VKS clusterbootstrap system PKGI failing with MANIFEST_UNKNOWN

book

Article ID: 437612

calendar_today

Updated On:

Products

VMware vSphere Kubernetes Service Tanzu Kubernetes Runtime

Issue/Introduction

Unable to upgrade a VKS cluster because system packageInstalls (PKGI) managed by clusterbootstrap failed to deploy.

 

While connected to the Supervisor cluster context, the following symptoms are observed:

  • Describing the clusterbootstrap shows one or more system PKGI are in ReconcileFailed state:
    kubectl describe clusterbootstrap -n <VKS cluster namespace> <VKS cluster name>

 

While connected to the affected VKS cluster context, the following symptoms are observed:

  • One or more system PKGI are stuck in ReconcileFailed state.
    kubectl get pkgi -A

     

  • Describing the ReconcileFailed PKGI shows an error similar to the following:
    kubectl describe pkgi -n <pkgi namespace> <pkgi>
    
    usefulErrorMessage: |
          vendir: Error: Syncing directory '0':
            Syncing directory '.' with imgpkgBundle contents:
              Fetching image:
                GET http://localhost:5000/v2/tkg/packages/core/<PKGI>/manifests/<VERSION>:
                  MANIFEST_UNKNOWN: manifest unknown

     

  • One or more docker-registry pod logs show error code manifest unknown for each failed PKGI, where values in angle brackets <> will vary by environment and affected system PKGI:
    kubectl logs <docker-registry-pod> -n kube-system
    
    level=error msg="response completed with error" err.code="manifest unknown" err.detail="unknown tag=<version>" err.message="manifest unknown" ... http.request.host="localhost:5000" ... http.request.uri="/v2/tkg/packages/core/<pkgi>/manifests/<version>" ... vars.name="tkg/packages/core/metrics-server" vars.reference="<version>"

Environment

vSphere Supervisor

VKS Cluster

Cause

The system could be correctly reporting that one or more system PKGI managed by clusterbootstrap failed to deploy due to a missing manifest expected to be made available by the docker-registry in the affected VKS cluster control plane nodes. Each VKR version has its own local docker-registry that only has manifests for the system PKGI versions specific to that VKR version. During a VKS cluster upgrade, system PKGI show ReconcileFailed state with MANIFEST_UNKNOWN because the system is repeatedly checking for the manifests which will only be available once the new docker-registry pods on the desired VKR version are healthy.

However, if the expected docker-registry for the desired VKR version is running healthy in the affected VKS cluster and still reports the same manifest unknown errors, there is an issue with clusterbootstrap components for the affected VKS cluster.

Resolution

This MANIFEST_UNKNOWN error is expected if the docker-registry for the desired VKR version is not yet running on one of the control plane nodes in the upgrading VKS cluster.

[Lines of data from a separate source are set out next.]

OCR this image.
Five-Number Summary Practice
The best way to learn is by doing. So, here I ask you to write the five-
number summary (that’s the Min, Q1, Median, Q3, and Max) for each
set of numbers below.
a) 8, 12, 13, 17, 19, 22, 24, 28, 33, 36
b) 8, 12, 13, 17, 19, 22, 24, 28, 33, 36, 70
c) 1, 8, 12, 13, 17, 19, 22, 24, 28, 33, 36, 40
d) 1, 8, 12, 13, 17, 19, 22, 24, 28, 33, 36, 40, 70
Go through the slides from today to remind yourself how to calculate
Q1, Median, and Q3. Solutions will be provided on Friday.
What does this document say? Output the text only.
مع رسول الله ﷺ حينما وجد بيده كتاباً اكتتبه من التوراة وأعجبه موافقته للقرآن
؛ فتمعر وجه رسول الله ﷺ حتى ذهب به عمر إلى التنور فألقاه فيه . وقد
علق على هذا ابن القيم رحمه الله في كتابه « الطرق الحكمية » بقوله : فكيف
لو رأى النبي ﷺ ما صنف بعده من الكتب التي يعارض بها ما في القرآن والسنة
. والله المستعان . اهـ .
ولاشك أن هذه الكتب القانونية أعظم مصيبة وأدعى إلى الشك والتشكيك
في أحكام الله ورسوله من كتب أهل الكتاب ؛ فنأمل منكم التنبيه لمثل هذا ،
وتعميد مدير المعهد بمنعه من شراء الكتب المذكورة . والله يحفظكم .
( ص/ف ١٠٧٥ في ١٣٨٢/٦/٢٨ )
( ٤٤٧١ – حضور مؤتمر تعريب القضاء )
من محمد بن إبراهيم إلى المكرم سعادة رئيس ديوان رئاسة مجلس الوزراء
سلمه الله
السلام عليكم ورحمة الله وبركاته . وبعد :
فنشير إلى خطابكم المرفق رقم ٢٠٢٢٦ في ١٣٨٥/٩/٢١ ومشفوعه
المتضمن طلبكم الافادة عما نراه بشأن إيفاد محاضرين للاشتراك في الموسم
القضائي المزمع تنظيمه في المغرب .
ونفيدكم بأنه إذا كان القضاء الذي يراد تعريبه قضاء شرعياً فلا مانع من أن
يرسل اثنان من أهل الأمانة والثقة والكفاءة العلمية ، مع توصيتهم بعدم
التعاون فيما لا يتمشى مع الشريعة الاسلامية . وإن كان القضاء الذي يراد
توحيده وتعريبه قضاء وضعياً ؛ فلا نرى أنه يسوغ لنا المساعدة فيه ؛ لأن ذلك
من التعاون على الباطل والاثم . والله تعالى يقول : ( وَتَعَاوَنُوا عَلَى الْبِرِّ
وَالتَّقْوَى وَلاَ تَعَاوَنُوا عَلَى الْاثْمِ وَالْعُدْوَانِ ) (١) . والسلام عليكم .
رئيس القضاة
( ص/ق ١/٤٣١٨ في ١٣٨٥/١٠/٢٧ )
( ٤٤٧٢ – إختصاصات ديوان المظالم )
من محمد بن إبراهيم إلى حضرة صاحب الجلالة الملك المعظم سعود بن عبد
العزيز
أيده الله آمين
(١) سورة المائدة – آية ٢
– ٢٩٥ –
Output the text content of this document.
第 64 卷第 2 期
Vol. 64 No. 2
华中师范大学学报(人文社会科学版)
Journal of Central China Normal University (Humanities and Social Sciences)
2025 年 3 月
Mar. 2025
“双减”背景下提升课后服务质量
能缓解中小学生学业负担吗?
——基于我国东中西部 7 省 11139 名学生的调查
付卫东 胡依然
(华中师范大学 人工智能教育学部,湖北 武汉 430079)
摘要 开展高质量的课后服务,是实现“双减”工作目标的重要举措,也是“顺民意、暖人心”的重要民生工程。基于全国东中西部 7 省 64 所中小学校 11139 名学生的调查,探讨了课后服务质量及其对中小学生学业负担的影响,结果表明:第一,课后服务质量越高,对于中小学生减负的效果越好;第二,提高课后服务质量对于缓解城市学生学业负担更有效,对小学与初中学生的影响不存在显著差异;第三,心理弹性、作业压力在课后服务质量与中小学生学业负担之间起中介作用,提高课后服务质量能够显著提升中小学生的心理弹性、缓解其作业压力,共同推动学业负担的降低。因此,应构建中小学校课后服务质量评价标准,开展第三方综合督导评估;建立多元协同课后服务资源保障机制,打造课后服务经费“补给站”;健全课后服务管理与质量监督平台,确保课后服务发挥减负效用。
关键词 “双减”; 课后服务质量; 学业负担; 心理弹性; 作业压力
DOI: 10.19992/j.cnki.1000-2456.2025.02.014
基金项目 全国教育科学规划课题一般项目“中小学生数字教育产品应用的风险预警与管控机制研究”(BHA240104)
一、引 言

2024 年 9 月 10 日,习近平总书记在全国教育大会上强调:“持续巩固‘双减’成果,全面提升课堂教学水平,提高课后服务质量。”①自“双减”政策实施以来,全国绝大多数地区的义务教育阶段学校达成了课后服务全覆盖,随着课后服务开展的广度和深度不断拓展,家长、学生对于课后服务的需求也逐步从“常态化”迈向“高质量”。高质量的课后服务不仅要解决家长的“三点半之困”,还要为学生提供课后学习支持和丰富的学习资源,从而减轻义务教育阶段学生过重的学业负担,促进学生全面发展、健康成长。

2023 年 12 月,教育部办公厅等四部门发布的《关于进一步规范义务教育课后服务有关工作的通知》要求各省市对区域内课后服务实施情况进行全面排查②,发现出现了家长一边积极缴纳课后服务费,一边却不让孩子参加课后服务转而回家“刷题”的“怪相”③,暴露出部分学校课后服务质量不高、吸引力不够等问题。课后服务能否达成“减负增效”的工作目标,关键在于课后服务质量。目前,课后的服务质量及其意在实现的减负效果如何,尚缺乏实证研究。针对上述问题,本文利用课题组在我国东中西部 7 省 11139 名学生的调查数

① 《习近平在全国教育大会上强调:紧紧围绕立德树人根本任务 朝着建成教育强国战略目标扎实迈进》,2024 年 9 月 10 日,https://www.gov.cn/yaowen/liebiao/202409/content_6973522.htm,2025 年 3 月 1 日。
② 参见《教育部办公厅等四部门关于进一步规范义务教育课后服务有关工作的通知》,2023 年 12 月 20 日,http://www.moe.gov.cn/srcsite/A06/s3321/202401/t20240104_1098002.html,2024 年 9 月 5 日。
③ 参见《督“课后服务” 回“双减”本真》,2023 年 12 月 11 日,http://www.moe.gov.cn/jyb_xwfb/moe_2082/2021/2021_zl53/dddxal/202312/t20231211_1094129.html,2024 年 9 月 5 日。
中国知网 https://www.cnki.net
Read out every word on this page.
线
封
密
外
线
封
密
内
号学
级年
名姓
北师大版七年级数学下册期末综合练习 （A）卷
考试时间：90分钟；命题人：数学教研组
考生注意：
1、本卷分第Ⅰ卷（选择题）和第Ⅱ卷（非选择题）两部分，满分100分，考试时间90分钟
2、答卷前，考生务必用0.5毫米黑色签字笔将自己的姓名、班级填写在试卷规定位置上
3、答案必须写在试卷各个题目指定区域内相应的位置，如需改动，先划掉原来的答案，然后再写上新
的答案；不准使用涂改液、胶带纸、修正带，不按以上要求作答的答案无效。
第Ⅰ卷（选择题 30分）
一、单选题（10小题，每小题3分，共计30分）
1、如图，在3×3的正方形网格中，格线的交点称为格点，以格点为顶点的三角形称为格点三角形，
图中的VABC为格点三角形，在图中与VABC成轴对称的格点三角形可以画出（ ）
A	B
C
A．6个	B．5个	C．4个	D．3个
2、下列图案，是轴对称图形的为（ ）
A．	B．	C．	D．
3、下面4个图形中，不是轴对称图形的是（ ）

  1. Connect into the Supervisor cluster context

  2. Confirm if an upgrade is in progress and on the status of all control plane nodes in the Supervisor cluster context:
    kubectl get cluster,kcp,md,ma -n <VKS cluster namespace>

     

  3. Connect into the affected VKS cluster context

  4. Check on the status of all control plane nodes in the VKS cluster context:
    kubectl get nodes

     

  5. Confirm on the health of all docker-registry pods within the VKS cluster:
    kubectl get pods -n kube-system -o wide | grep docker

     

  6. Note down the image version of each docker-registry pod running on control plane nodes:
    kubectl describe pod -n kube-system <docker registry pod> | grep -i image

     

  7. Manifest unknown errors are expected if the only healthy docker-registry pods are running on the old control plane nodes on the old VKR version.
    Priority should be to troubleshoot the health of the docker-registry pods for the new VKR version and any control plane node on the new VKR version.
    Docker-registry is expected to be one of the first pods that starts on any newly created node.

 

If docker-registry pods and associated control plane nodes are running healthy on the desired VKR version but the logs still report manifest unknown errors, reach out to VMware by Broadcom Technical Support referencing this KB article.